Für die Unternehmen, die sich von einem SPAC schlucken lassen, kann das ein effizienter, kostengünstiger und schneller Weg an die Börse sein. Es ist aber auch ein Börsengang durch die Hintertür. Gelingt es den Sponsoren, Anleger für dieses Investment in ein „Blankoscheck-Unternehmen“zu begeistern, hat der SPAC zwei Jahre Zeit, seinen „börsennotierten Haufen an Bargeld“tatsächlich zu investieren. In den USA hat sich freilich gezeigt, dass so manche Zukäufe unrentable Firmen waren, die nicht einmal Einnahmen hatten. Jedoch können Anleger vor der eigentlichen Übernahme aussteigen und erhalten ihr Geld zurück, da es bis zum Zustandekommen eines Deals oder der Auflösung des SPACs unangetastet bleibt. Doch der neue Hype birgt auch Gefahren, weil längst nicht jeder Börsengang erfolgreich ist. Einer Studie von Goldman Sachs zufolge haben sich die Kurse von mehr als 50 untersuchten SPACs seit Anfang 2018 im Schnitt schlechter als der breite Aktienmarkt (S&P 500) entwickelt.
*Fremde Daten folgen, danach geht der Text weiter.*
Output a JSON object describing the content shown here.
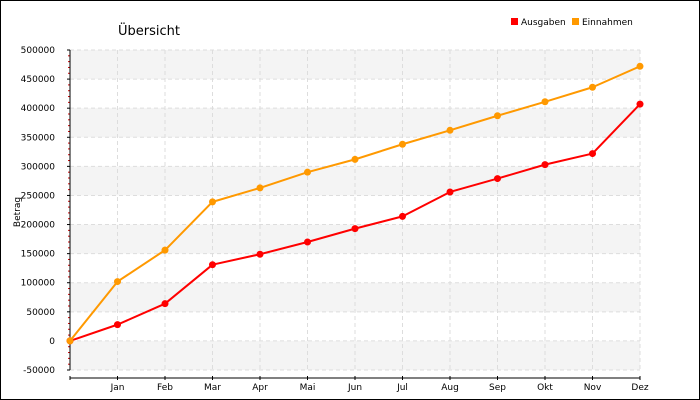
{
  "chart_data": {
    "type": "line",
    "title": "Übersicht",
    "xlabel": "",
    "ylabel": "Betrag",
    "categories": [
      "",
      "Jan",
      "Feb",
      "Mar",
      "Apr",
      "Mai",
      "Jun",
      "Jul",
      "Aug",
      "Sep",
      "Okt",
      "Nov",
      "Dez"
    ],
    "ylim": [
      -50000,
      500000
    ],
    "yticks": [
      "-50000",
      "0",
      "50000",
      "100000",
      "150000",
      "200000",
      "250000",
      "300000",
      "350000",
      "400000",
      "450000",
      "500000"
    ],
    "series": [
      {
        "name": "Ausgaben",
        "color": "#ff0000",
        "values": [
          0,
          28000,
          64000,
          131000,
          149000,
          170000,
          193000,
          214000,
          256000,
          279000,
          303000,
          322000,
          407000
        ]
      },
      {
        "name": "Einnahmen",
        "color": "#ff9900",
        "values": [
          0,
          102000,
          156000,
          239000,
          263000,
          290000,
          312000,
          338000,
          362000,
          387000,
          411000,
          436000,
          472000
        ]
      }
    ],
    "grid": true,
    "legend_position": "top-right"
  }
}
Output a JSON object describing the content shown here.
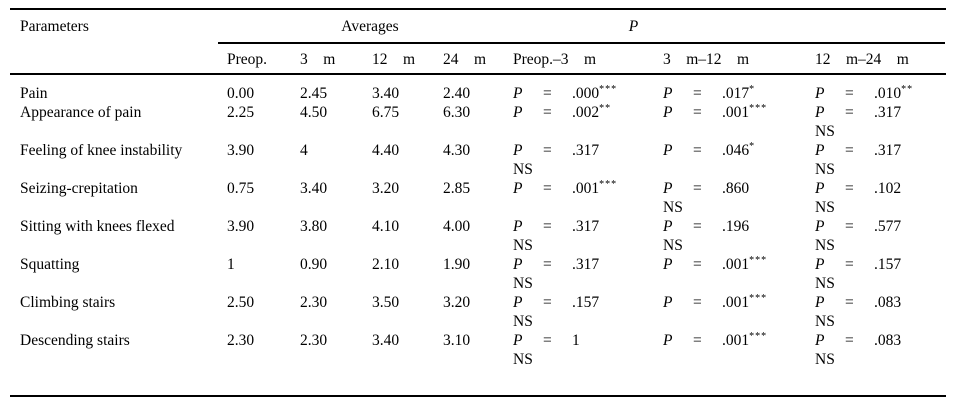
{
  "table": {
    "header": {
      "parameters": "Parameters",
      "averages_group": "Averages",
      "p_group": "P",
      "avg_cols": [
        "Preop.",
        "3    m",
        "12    m",
        "24    m"
      ],
      "p_cols": [
        "Preop.–3    m",
        "3    m–12    m",
        "12    m–24    m"
      ]
    },
    "p_symbol": "P",
    "eq_symbol": "=",
    "ns_label": "NS",
    "text_color": "#000000",
    "background_color": "#ffffff",
    "rows": [
      {
        "label": "Pain",
        "avgs": [
          "0.00",
          "2.45",
          "3.40",
          "2.40"
        ],
        "p": [
          {
            "value": ".000",
            "stars": "***",
            "ns": false
          },
          {
            "value": ".017",
            "stars": "*",
            "ns": false
          },
          {
            "value": ".010",
            "stars": "**",
            "ns": false
          }
        ]
      },
      {
        "label": "Appearance of pain",
        "avgs": [
          "2.25",
          "4.50",
          "6.75",
          "6.30"
        ],
        "p": [
          {
            "value": ".002",
            "stars": "**",
            "ns": false
          },
          {
            "value": ".001",
            "stars": "***",
            "ns": false
          },
          {
            "value": ".317",
            "stars": "",
            "ns": true
          }
        ]
      },
      {
        "label": "Feeling of knee instability",
        "avgs": [
          "3.90",
          "4",
          "4.40",
          "4.30"
        ],
        "p": [
          {
            "value": ".317",
            "stars": "",
            "ns": true
          },
          {
            "value": ".046",
            "stars": "*",
            "ns": false
          },
          {
            "value": ".317",
            "stars": "",
            "ns": true
          }
        ]
      },
      {
        "label": "Seizing-crepitation",
        "avgs": [
          "0.75",
          "3.40",
          "3.20",
          "2.85"
        ],
        "p": [
          {
            "value": ".001",
            "stars": "***",
            "ns": false
          },
          {
            "value": ".860",
            "stars": "",
            "ns": true
          },
          {
            "value": ".102",
            "stars": "",
            "ns": true
          }
        ]
      },
      {
        "label": "Sitting with knees flexed",
        "avgs": [
          "3.90",
          "3.80",
          "4.10",
          "4.00"
        ],
        "p": [
          {
            "value": ".317",
            "stars": "",
            "ns": true
          },
          {
            "value": ".196",
            "stars": "",
            "ns": true
          },
          {
            "value": ".577",
            "stars": "",
            "ns": true
          }
        ]
      },
      {
        "label": "Squatting",
        "avgs": [
          "1",
          "0.90",
          "2.10",
          "1.90"
        ],
        "p": [
          {
            "value": ".317",
            "stars": "",
            "ns": true
          },
          {
            "value": ".001",
            "stars": "***",
            "ns": false
          },
          {
            "value": ".157",
            "stars": "",
            "ns": true
          }
        ]
      },
      {
        "label": "Climbing stairs",
        "avgs": [
          "2.50",
          "2.30",
          "3.50",
          "3.20"
        ],
        "p": [
          {
            "value": ".157",
            "stars": "",
            "ns": true
          },
          {
            "value": ".001",
            "stars": "***",
            "ns": false
          },
          {
            "value": ".083",
            "stars": "",
            "ns": true
          }
        ]
      },
      {
        "label": "Descending stairs",
        "avgs": [
          "2.30",
          "2.30",
          "3.40",
          "3.10"
        ],
        "p": [
          {
            "value": "1",
            "stars": "",
            "ns": true
          },
          {
            "value": ".001",
            "stars": "***",
            "ns": false
          },
          {
            "value": ".083",
            "stars": "",
            "ns": true
          }
        ]
      }
    ]
  }
}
Daher ist die Meinung, die Anlegerschützer hierzulande parat haben, eindeutig: „Mit großer Sorge beobachten wir den Vormarsch sogenannter SPACs“, sagt Marc Tüngler, Hauptgeschäftsführer der DSW (Deutsche Schutzvereinigung für Wertpapierbesitz). Die DSW warnt daher ausdrücklich vor den Risiken. „Geld für ein Geschäft zu geben, das noch gar nicht vorhanden ist, ist mit enormen Unwägbarkeiten verbunden“, erklärt Tüngler. Das gilt erst recht in Zeiten billigen Geldes, in denen die Anleger aufgrund fehlender Alternativen größere Risiken eingehen mögen. Die Not, die richtigen Anlageobjekte zu finden, führt laut DSW zu einer weiteren Überhitzung der Bewertungen. Daher würden Anleger bei SPACs Gefahr laufen, ein enormes Risiko einzugehen. Die Wahrscheinlichkeit sei eher gering, dass die bezahlten Renditen auch wirklich jemals verdient werden, heißt es bei der DSW. Vor diesem Hintergrund raten die Anlegerschützer Privatanlegern, bei SPACs-Investitionen zurückhaltend zu agieren. „Geld in SPACs zu stecken ähnelt einem Blindflug. Eine fundamentale Analyse ist mangels Informationen kaum möglich“, macht Tüngler klar.
Kein Wunder also, dass sich die EU-Börsen- und Wertpapieraufsicht ESMA aktuell darangemacht hat, die Konstruktion der SPACs unter die Lupe zu nehmen.